Tem de ter uma ditadura rígida, pena perpétua, morte. Se os caras não ficarem
com medo, vão continuar. Tem corrupção em tudo que é lugar. No Detran, nas
delegacias, nos batalhões, nos hospitais. E o governo leva também o seu, por
trás de toda essa engrenagem. Isso não vai acabar nunca. A não ser que a gente
adote a seguinte regra para todo mundo: escreveu, não leu, o pau comeu.”
O taxista está revoltado. Com a Odebrecht, com a PM, com os
governos, com os bandidos. É duro ouvir. Nem falo nada. Não adianta.
Lá de fora, acompanhamos a novela atual de maior audiência,
o petrolão. Mais ex-diretores da Petrobras no xilindró. Prejuízo da corrupção
sobe aos píncaros, R$ 19 bilhões. Surgem golpes simplórios contra quem mais
necessita: promessas falsas de emprego, tirando R$ 20 de um, R$ 50 de outro. Os
sanguessugas pagam fiança e respondem em liberdade. Assaltos a banco, tiroteios
nas favelas, falência de empresas, novos aumentos de combustível e luz.

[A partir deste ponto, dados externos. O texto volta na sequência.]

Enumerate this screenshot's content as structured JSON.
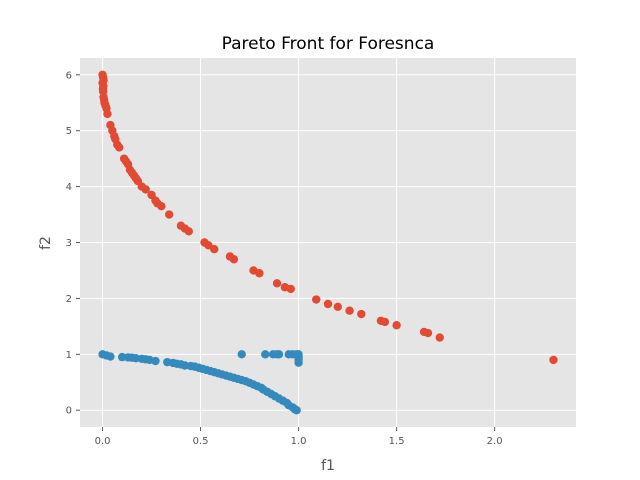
{
  "chart_data": {
    "type": "scatter",
    "title": "Pareto Front for Foresnca",
    "xlabel": "f1",
    "ylabel": "f2",
    "xlim": [
      -0.115,
      2.415
    ],
    "ylim": [
      -0.3,
      6.3
    ],
    "xticks": [
      0.0,
      0.5,
      1.0,
      1.5,
      2.0
    ],
    "xtick_labels": [
      "0.0",
      "0.5",
      "1.0",
      "1.5",
      "2.0"
    ],
    "yticks": [
      0,
      1,
      2,
      3,
      4,
      5,
      6
    ],
    "ytick_labels": [
      "0",
      "1",
      "2",
      "3",
      "4",
      "5",
      "6"
    ],
    "grid": true,
    "background": "#e5e5e5",
    "grid_color": "#ffffff",
    "series": [
      {
        "color": "#e24a33",
        "points": [
          [
            0.0,
            6.0
          ],
          [
            0.003,
            5.95
          ],
          [
            0.005,
            5.9
          ],
          [
            0.0,
            5.85
          ],
          [
            0.004,
            5.8
          ],
          [
            0.002,
            5.75
          ],
          [
            0.003,
            5.7
          ],
          [
            0.005,
            5.6
          ],
          [
            0.008,
            5.55
          ],
          [
            0.01,
            5.5
          ],
          [
            0.015,
            5.45
          ],
          [
            0.02,
            5.4
          ],
          [
            0.025,
            5.3
          ],
          [
            0.04,
            5.1
          ],
          [
            0.05,
            5.0
          ],
          [
            0.06,
            4.9
          ],
          [
            0.065,
            4.85
          ],
          [
            0.075,
            4.75
          ],
          [
            0.085,
            4.7
          ],
          [
            0.11,
            4.5
          ],
          [
            0.12,
            4.45
          ],
          [
            0.13,
            4.4
          ],
          [
            0.14,
            4.3
          ],
          [
            0.15,
            4.25
          ],
          [
            0.16,
            4.2
          ],
          [
            0.17,
            4.15
          ],
          [
            0.18,
            4.1
          ],
          [
            0.2,
            4.0
          ],
          [
            0.22,
            3.95
          ],
          [
            0.25,
            3.85
          ],
          [
            0.27,
            3.75
          ],
          [
            0.28,
            3.7
          ],
          [
            0.3,
            3.65
          ],
          [
            0.34,
            3.5
          ],
          [
            0.4,
            3.3
          ],
          [
            0.42,
            3.25
          ],
          [
            0.44,
            3.2
          ],
          [
            0.52,
            3.0
          ],
          [
            0.54,
            2.95
          ],
          [
            0.57,
            2.88
          ],
          [
            0.65,
            2.75
          ],
          [
            0.67,
            2.7
          ],
          [
            0.77,
            2.5
          ],
          [
            0.8,
            2.45
          ],
          [
            0.89,
            2.27
          ],
          [
            0.93,
            2.2
          ],
          [
            0.96,
            2.17
          ],
          [
            1.09,
            1.98
          ],
          [
            1.15,
            1.9
          ],
          [
            1.2,
            1.85
          ],
          [
            1.26,
            1.78
          ],
          [
            1.32,
            1.72
          ],
          [
            1.42,
            1.6
          ],
          [
            1.44,
            1.58
          ],
          [
            1.5,
            1.52
          ],
          [
            1.64,
            1.4
          ],
          [
            1.66,
            1.38
          ],
          [
            1.72,
            1.3
          ],
          [
            2.3,
            0.9
          ]
        ]
      },
      {
        "color": "#348abd",
        "points": [
          [
            0.0,
            1.0
          ],
          [
            0.02,
            0.98
          ],
          [
            0.04,
            0.96
          ],
          [
            0.1,
            0.95
          ],
          [
            0.13,
            0.945
          ],
          [
            0.15,
            0.94
          ],
          [
            0.17,
            0.93
          ],
          [
            0.2,
            0.92
          ],
          [
            0.22,
            0.91
          ],
          [
            0.24,
            0.9
          ],
          [
            0.27,
            0.88
          ],
          [
            0.33,
            0.86
          ],
          [
            0.36,
            0.845
          ],
          [
            0.38,
            0.83
          ],
          [
            0.4,
            0.82
          ],
          [
            0.42,
            0.8
          ],
          [
            0.45,
            0.79
          ],
          [
            0.47,
            0.78
          ],
          [
            0.49,
            0.76
          ],
          [
            0.51,
            0.74
          ],
          [
            0.53,
            0.72
          ],
          [
            0.55,
            0.7
          ],
          [
            0.57,
            0.68
          ],
          [
            0.59,
            0.66
          ],
          [
            0.61,
            0.64
          ],
          [
            0.63,
            0.62
          ],
          [
            0.65,
            0.6
          ],
          [
            0.67,
            0.58
          ],
          [
            0.69,
            0.56
          ],
          [
            0.71,
            0.54
          ],
          [
            0.73,
            0.52
          ],
          [
            0.75,
            0.49
          ],
          [
            0.77,
            0.46
          ],
          [
            0.79,
            0.43
          ],
          [
            0.81,
            0.4
          ],
          [
            0.82,
            0.37
          ],
          [
            0.84,
            0.33
          ],
          [
            0.86,
            0.29
          ],
          [
            0.88,
            0.25
          ],
          [
            0.9,
            0.21
          ],
          [
            0.92,
            0.17
          ],
          [
            0.94,
            0.13
          ],
          [
            0.95,
            0.09
          ],
          [
            0.97,
            0.05
          ],
          [
            0.98,
            0.02
          ],
          [
            0.99,
            0.0
          ],
          [
            0.71,
            1.0
          ],
          [
            0.83,
            1.0
          ],
          [
            0.87,
            1.0
          ],
          [
            0.89,
            1.0
          ],
          [
            0.9,
            1.0
          ],
          [
            0.95,
            1.0
          ],
          [
            0.97,
            1.0
          ],
          [
            0.99,
            1.0
          ],
          [
            1.0,
            1.0
          ],
          [
            1.0,
            0.95
          ],
          [
            1.0,
            0.9
          ],
          [
            1.0,
            0.85
          ]
        ]
      }
    ]
  }
}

Lula atordoado, atacando Dilma. Dilma atordoada, atacando
delatores. Congresso atordoado, vaivém na redução da maioridade penal. E toma
mais provocação do Senado – aprovado o reajuste de 59% a 78% para os servidores
do Judiciário, com impacto de R$ 25,7 bilhões nos cofres públicos. Eduardo
Cunha e Renan Calheiros, os populistas cavaleiros do apocalipse, se unem por um
único credo: hay gobierno, soy contra. Veta, Dilma, veta.

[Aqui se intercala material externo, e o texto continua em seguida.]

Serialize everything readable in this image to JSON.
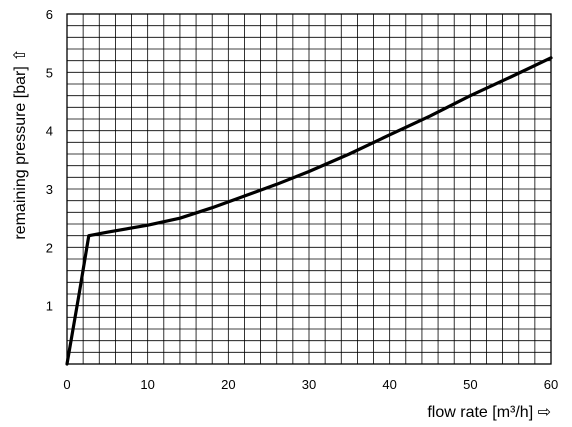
{
  "chart_data": {
    "type": "line",
    "xlabel": "flow rate [m³/h] ⇨",
    "ylabel": "remaining pressure [bar] ⇧",
    "xlim": [
      0,
      60
    ],
    "ylim": [
      0,
      6
    ],
    "x_ticks": [
      "0",
      "10",
      "20",
      "30",
      "40",
      "50",
      "60"
    ],
    "y_ticks": [
      "1",
      "2",
      "3",
      "4",
      "5",
      "6"
    ],
    "grid": true,
    "minor_grid": {
      "x_step": 2,
      "y_step": 0.2
    },
    "series": [
      {
        "x": [
          0,
          1.5,
          2.7,
          5,
          10,
          14,
          18,
          22,
          26,
          30,
          35,
          40,
          45,
          50,
          55,
          60
        ],
        "y": [
          0,
          1.2,
          2.2,
          2.26,
          2.38,
          2.5,
          2.68,
          2.88,
          3.08,
          3.3,
          3.6,
          3.93,
          4.25,
          4.6,
          4.92,
          5.25
        ]
      }
    ],
    "line_color": "#000000"
  }
}
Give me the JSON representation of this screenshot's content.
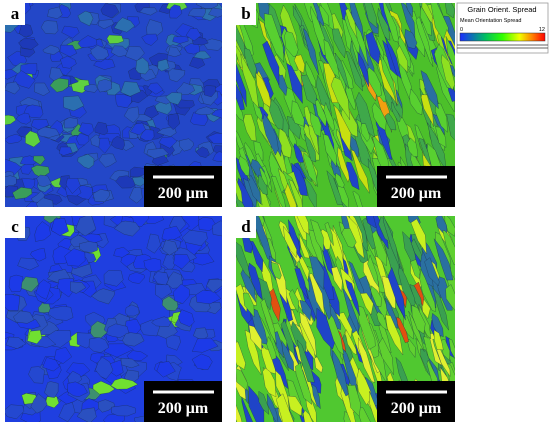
{
  "panels": [
    {
      "label": "a",
      "scale": "200 μm"
    },
    {
      "label": "b",
      "scale": "200 μm"
    },
    {
      "label": "c",
      "scale": "200 μm"
    },
    {
      "label": "d",
      "scale": "200 μm"
    }
  ],
  "legend": {
    "title": "Grain Orient. Spread",
    "subtitle": "Mean Orientation Spread",
    "min": "0",
    "max": "12"
  }
}
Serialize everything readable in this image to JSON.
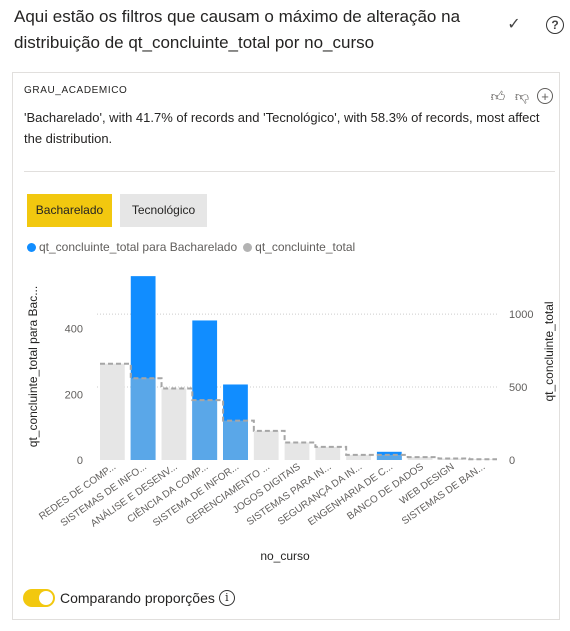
{
  "header": {
    "title": "Aqui estão os filtros que causam o máximo de alteração na distribuição de qt_concluinte_total por no_curso"
  },
  "card": {
    "attribute": "GRAU_ACADEMICO",
    "description": "'Bacharelado', with 41.7% of records and 'Tecnológico', with 58.3% of records, most affect the distribution.",
    "buttons": [
      "Bacharelado",
      "Tecnológico"
    ],
    "selected_button": "Bacharelado",
    "toggle_label": "Comparando proporções",
    "toggle_on": true,
    "icons": [
      "thumbs-up-icon",
      "thumbs-down-icon",
      "plus-circle-icon"
    ]
  },
  "chart_data": {
    "type": "bar",
    "categories": [
      "REDES DE COMP...",
      "SISTEMAS DE INFO...",
      "ANÁLISE E DESENV...",
      "CIÊNCIA DA COMP...",
      "SISTEMA DE INFOR...",
      "GERENCIAMENTO ...",
      "JOGOS DIGITAIS",
      "SISTEMAS PARA IN...",
      "SEGURANÇA DA IN...",
      "ENGENHARIA DE C...",
      "BANCO DE DADOS",
      "WEB DESIGN",
      "SISTEMAS DE BAN..."
    ],
    "series": [
      {
        "name": "qt_concluinte_total para Bacharelado",
        "axis": "left",
        "color": "#118DFF",
        "values": [
          0,
          560,
          0,
          425,
          230,
          0,
          0,
          0,
          0,
          25,
          0,
          0,
          0
        ]
      },
      {
        "name": "qt_concluinte_total",
        "axis": "right",
        "color": "#B3B3B3",
        "values": [
          660,
          560,
          490,
          410,
          270,
          200,
          120,
          90,
          35,
          35,
          20,
          10,
          5
        ]
      }
    ],
    "xlabel": "no_curso",
    "ylabel_left": "qt_concluinte_total para Bac...",
    "ylabel_right": "qt_concluinte_total",
    "yticks_left": [
      0,
      200,
      400
    ],
    "yticks_right": [
      0,
      500,
      1000
    ],
    "ylim_left": [
      0,
      600
    ],
    "ylim_right": [
      0,
      1350
    ]
  }
}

Enquanto isso, a mãe dos pobres resolve economizar R$ 8
bilhões em cima do abono salarial, devido neste semestre a quem ganha até dois
salários mínimos. Devo, não nego, pago quando puder. Tudo pelo ajuste, para
fechar as contas em 2015. Injusto.
Continua a esquizofrenia do país duplo. De um lado, ferro na
iniciativa privada, desestímulo a quem quer abrir um negócio, burocracia
enlouquecedora, impostos altíssimos cobrados de quem produz e sem beneficiar o
povo. Do outro lado, benesses para servidores públicos, que já dispõem de
aposentadoria integral e vitalícia.
O que mais choca, no entanto, é a miséria de nossa Educação.
O relatório do Movimento Todos pela Educação é desolador. Mais de 2 milhões de
crianças ainda estão fora das escolas. Em regiões carentes, as escolas são
precárias, e o ensino de baixa qualidade. Entre 15 e 17 anos, 1,6 milhão
abandonam os estudos. Só 9,3% dos que concluem o ensino médio sabem matemática.
Só 27,2% dominam o português. Na outra ponta do ensino, a maior universidade
federal do país, a UFRJ, com greve e obras paradas por corte de verbas, ameaça
fechar em setembro, sem condições de pagar por limpeza, segurança, portaria.
Só confiarei num presidente que mude essa tragédia, de verdade.
Uma maciça parcela da população (e não é a elite) quer hoje pena de morte,
armas, ditadura e se lixa para direitos humanos. Também é resultado de falta de
Educação. Cair na real não precisa ser cair no abismo. Acorda, Brasil.